Management and workforce
Expanding your business overseas brings about a situation you may not have thought of—do you hire a brand new team in that country, or take existing employees who know your business to the new location? Both options have their own benefits and drawbacks. Hiring local employees ensures you have staff who are likely to understand your audience, as well as knowing the best way to conduct business in that country. However, they won’t have the background knowledge regarding your business that older team members may have.
Expats can certainly be beneficial as you first set up your company overseas, by helping to establish your company culture abroad, and assisting in the hiring and training of full-time Kuwaiti staff. However, you will need to consider employment and immigration laws and ensure your business abides by them. Expats will need written permission from the employer in Kuwait as well as a medical report in order to obtain a working visa to the country.
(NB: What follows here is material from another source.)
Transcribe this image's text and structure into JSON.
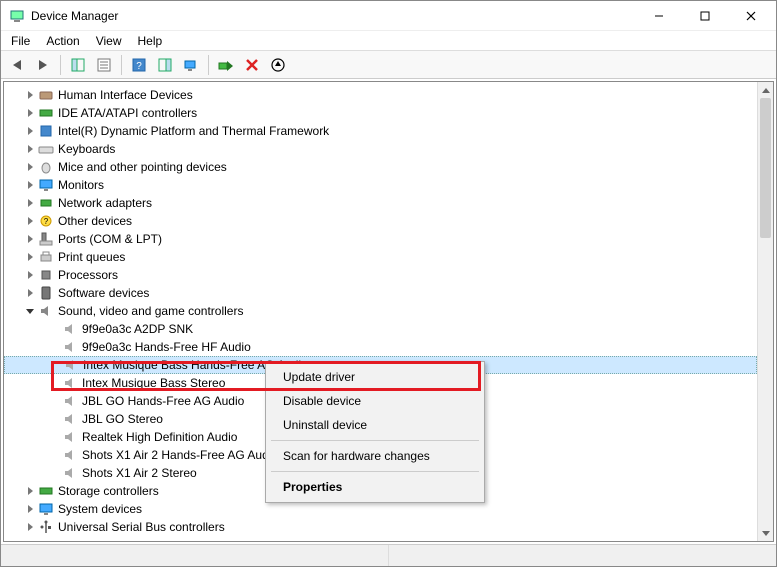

Develop a market entry strategy
Once you’ve completed your research, you can create and develop your entry strategy document, which will be your blueprint for how you run your company in Kuwait. This should clearly outline the research findings, goals, budget information, action items, and timelines. Your market and competitor research should highlight audience behaviour, as well as how your rivals are selling and promoting similar products. This allows you to decide on your specific entry points into the market.
The best strategy to connect with your new audience is through using specific marketing techniques. Localising your website, for example, makes it culturally and linguistically accessible, which will help you build a better, more stable relationship with your target audience from the start of their customer journey. Launching a Kuwait-specific website allows you to alter things like the layout and phrasing in a way that will resonate well with a Kuwaiti audience, without sacrificing the content or overall visual style of your existing website.